ただ、私の場合は劇団の中で活動していることもあり、演出の現場でも若い⽅々を指導しなければという意識が強くなってしまいがちです。また、それにより俳優に必要以上の緊張を与えてしまっているのではないかと感じることもあります。まだまだ未熟な点も多いのですが、少しでもスコットさんが示してくださったような理想の形に近づいていけたらと願っています。

スコット
それを成功させる力は眞鍋さんにはあると思います。
眞鍋
ありがとうございます。どのお話も、自分に思い当たることばかりで、とても共感しました。これからそれらをどう考え、どう向き合っていけばいいのか、考えるきっかけをいただけたように思います。
スコット
眞鍋さんは、私にとても素晴らしい贈り物をくださいました。強い好奇心と、何よりも心を開いて話を聞いてくださる姿勢…。そのおかげで、眞鍋さんがきっと素晴らしい演出家なのだろうということが伝わってきました。本当にいろいろなお話を聞かせていただき、ありがとうございました。

あとがき

五戸
この座談会は「アクティングコーチって本当に必要?」という問いから始まりましたが、演出がうまくいっていればアクティングコーチはいらないというのが衝撃的なことでしたね。日本はアクティングコーチが少ないから遅れてるんじゃないか、もっと学ばなくちゃいけないんじゃないかっていうのもあったんですけど、ちょっと違う答えが返ってきたみたいな。
眞鍋
そうですね。レジデントディレクターというものがあることも驚きましたし、アクティングコーチに対しても先入観がちょっとありすぎたという。
西村
僕もレジデントディレクターというのは初めて知りました。あとはやはりアクティングコーチとアクティングティーチャーの定義が混同されがちだなとも感じました。例えば舞台でも映画でも俳優が役作りのために必要な準備をするために個人的にパーソナルのレッスンを受けに行ったりするのはおそらく、スコットのいうところのアクティングコーチじゃないかなと思います。それは多分日本でもあるのかなという感じがします。
眞鍋
そうですね。やってらっしゃる方いますよね。
桒原
具体的な話として、日本の演出の現場においてスコットさんのようなやり方を目指すときに何か違いあるように感じますか?
眞鍋
日本の現場だと俳優のバックグラウンドがバラバラなので共通の訓練を受けてないケースが多いです。

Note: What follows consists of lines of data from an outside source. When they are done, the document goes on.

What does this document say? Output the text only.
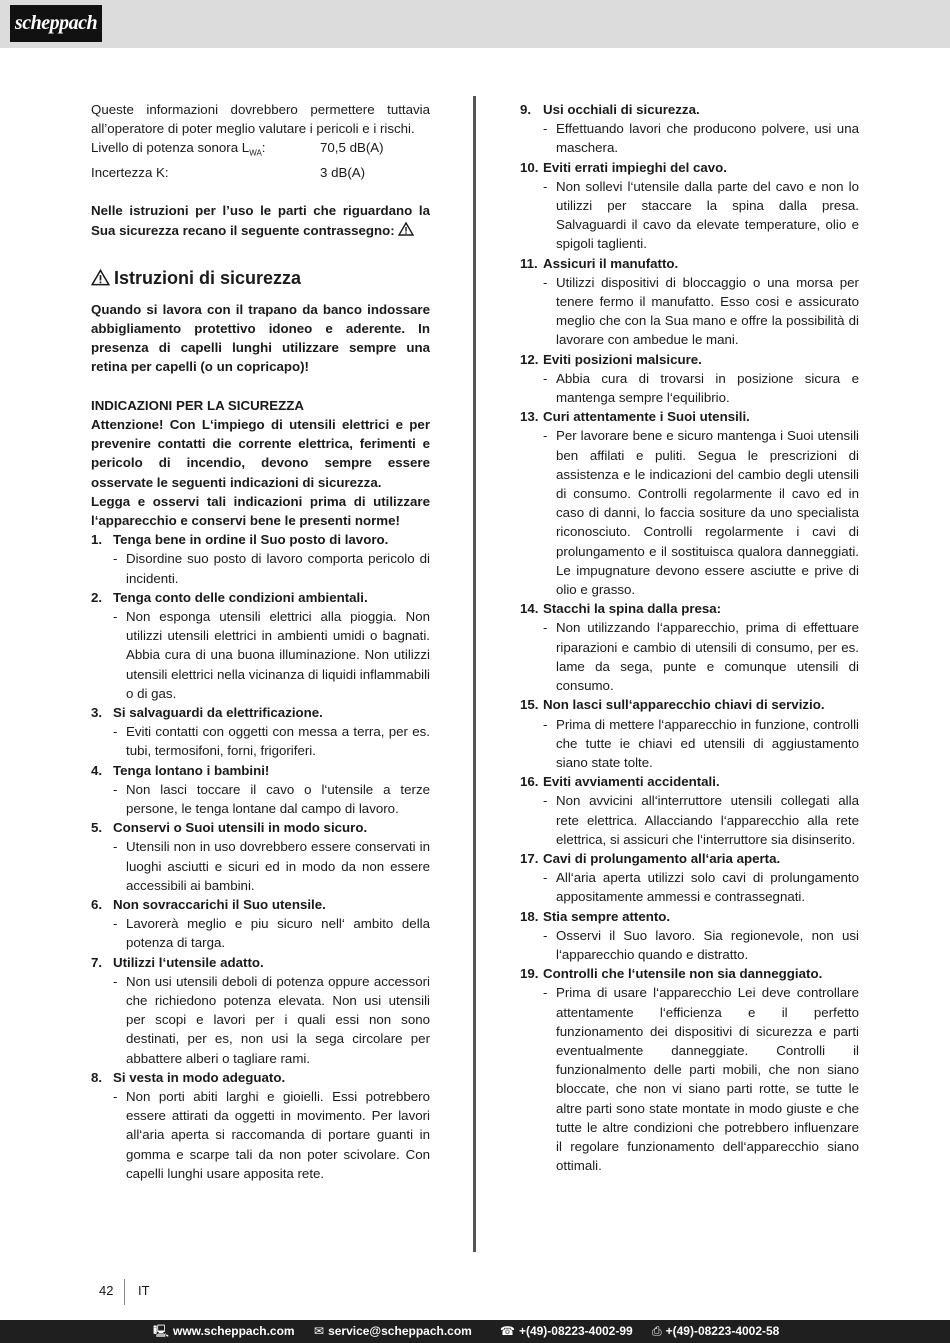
scheppach

Queste informazioni dovrebbero permettere tuttavia all’operatore di poter meglio valutare i pericoli e i rischi.

Livello di potenza sonora $L_{WA}$:	70,5 dB(A)
Incertezza K:	3 dB(A)

Nelle istruzioni per l’uso le parti che riguardano la Sua sicurezza recano il seguente contrassegno:

Istruzioni di sicurezza

Quando si lavora con il trapano da banco indossare abbigliamento protettivo idoneo e aderente. In presenza di capelli lunghi utilizzare sempre una retina per capelli (o un copricapo)!

INDICAZIONI PER LA SICUREZZA

Attenzione! Con L‘impiego di utensili elettrici e per prevenire contatti die corrente elettrica, ferimenti e pericolo di incendio, devono sempre essere osservate le seguenti indicazioni di sicurezza.

Legga e osservi tali indicazioni prima di utilizzare l‘apparecchio e conservi bene le presenti norme!

1. Tenga bene in ordine il Suo posto di lavoro.
- Disordine suo posto di lavoro comporta pericolo di incidenti.
2. Tenga conto delle condizioni ambientali.
- Non esponga utensili elettrici alla pioggia. Non utilizzi utensili elettrici in ambienti umidi o bagnati. Abbia cura di una buona illuminazione. Non utilizzi utensili elettrici nella vicinanza di liquidi inflammabili o di gas.
3. Si salvaguardi da elettrificazione.
- Eviti contatti con oggetti con messa a terra, per es. tubi, termosifoni, forni, frigoriferi.
4. Tenga lontano i bambini!
- Non lasci toccare il cavo o l‘utensile a terze persone, le tenga lontane dal campo di lavoro.
5. Conservi o Suoi utensili in modo sicuro.
- Utensili non in uso dovrebbero essere conservati in luoghi asciutti e sicuri ed in modo da non essere accessibili ai bambini.
6. Non sovraccarichi il Suo utensile.
- Lavorerà meglio e piu sicuro nell‘ ambito della potenza di targa.
7. Utilizzi l‘utensile adatto.
- Non usi utensili deboli di potenza oppure accessori che richiedono potenza elevata. Non usi utensili per scopi e lavori per i quali essi non sono destinati, per es, non usi la sega circolare per abbattere alberi o tagliare rami.
8. Si vesta in modo adeguato.
- Non porti abiti larghi e gioielli. Essi potrebbero essere attirati da oggetti in movimento. Per lavori all‘aria aperta si raccomanda di portare guanti in gomma e scarpe tali da non poter scivolare. Con capelli lunghi usare apposita rete.
9. Usi occhiali di sicurezza.
- Effettuando lavori che producono polvere, usi una maschera.
10. Eviti errati impieghi del cavo.
- Non sollevi l‘utensile dalla parte del cavo e non lo utilizzi per staccare la spina dalla presa. Salvaguardi il cavo da elevate temperature, olio e spigoli taglienti.
11. Assicuri il manufatto.
- Utilizzi dispositivi di bloccaggio o una morsa per tenere fermo il manufatto. Esso cosi e assicurato meglio che con la Sua mano e offre la possibilità di lavorare con ambedue le mani.
12. Eviti posizioni malsicure.
- Abbia cura di trovarsi in posizione sicura e mantenga sempre l‘equilibrio.
13. Curi attentamente i Suoi utensili.
- Per lavorare bene e sicuro mantenga i Suoi utensili ben affilati e puliti. Segua le prescrizioni di assistenza e le indicazioni del cambio degli utensili di consumo. Controlli regolarmente il cavo ed in caso di danni, lo faccia sositure da uno specialista riconosciuto. Controlli regolarmente i cavi di prolungamento e il sostituisca qualora danneggiati. Le impugnature devono essere asciutte e prive di olio e grasso.
14. Stacchi la spina dalla presa:
- Non utilizzando l‘apparecchio, prima di effettuare riparazioni e cambio di utensili di consumo, per es. lame da sega, punte e comunque utensili di consumo.
15. Non lasci sull‘apparecchio chiavi di servizio.
- Prima di mettere l‘apparecchio in funzione, controlli che tutte ie chiavi ed utensili di aggiustamento siano state tolte.
16. Eviti avviamenti accidentali.
- Non avvicini all‘interruttore utensili collegati alla rete elettrica. Allacciando l‘apparecchio alla rete elettrica, si assicuri che l‘interruttore sia disinserito.
17. Cavi di prolungamento all‘aria aperta.
- All‘aria aperta utilizzi solo cavi di prolungamento appositamente ammessi e contrassegnati.
18. Stia sempre attento.
- Osservi il Suo lavoro. Sia regionevole, non usi l‘apparecchio quando e distratto.
19. Controlli che l‘utensile non sia danneggiato.
- Prima di usare l‘apparecchio Lei deve controllare attentamente l‘efficienza e il perfetto funzionamento dei dispositivi di sicurezza e parti eventualmente danneggiate. Controlli il funzionalmento delle parti mobili, che non siano bloccate, che non vi siano parti rotte, se tutte le altre parti sono state montate in modo giuste e che tutte le altre condizioni che potrebbero influenzare il regolare funzionamento dell‘apparecchio siano ottimali.
42 IT
🖳 www.scheppach.com ✉ service@scheppach.com ☎ +(49)-08223-4002-99 ⎙ +(49)-08223-4002-58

もしかしたら演出家のコーチ的な負担は、日本の方が大きいかも知れません。
桒原
そうなんですよね。だからおっしゃる通りスコットさんの土台と日本の事情っていうところを天秤にした時にどこまでリアルとして落とし込められるのかという問題がありますよね。その判断ってすごく難しいと感じます。
西村
確かにプロデュース公演だったら共通言語がないとやっぱり辛いと思うんですよね。前提の勉強をしているかどうかで大きく左右すると思いますし。

緑川
僕が思ったのは、僕らがこうやって学びを積み重ねていくのと同様に、俳優も“演出家は教えてくれる存在”という概念は古い考えであるということを知る機会が必要だなと。西村さんの「共通言語」という考え方も、まさにそれに通じるのだと思います。
五戸
お互いですよね。
桒原
現場によって“創作の仲間として俳優が⾃然に関わってくる現場”と“その関係を築くまでに時間がかかる現場に分かれている気がしますよね。この企画は、そうした違いにどう向き合うかを考えるきっかけになったと思います。⽂化やシステムの違いを理解しながら、現場に合わせて少しずつ歩み寄ることが、⽇本でのリアルな⼀歩なのかもしれません。本日は皆様、本当にありがとうございました。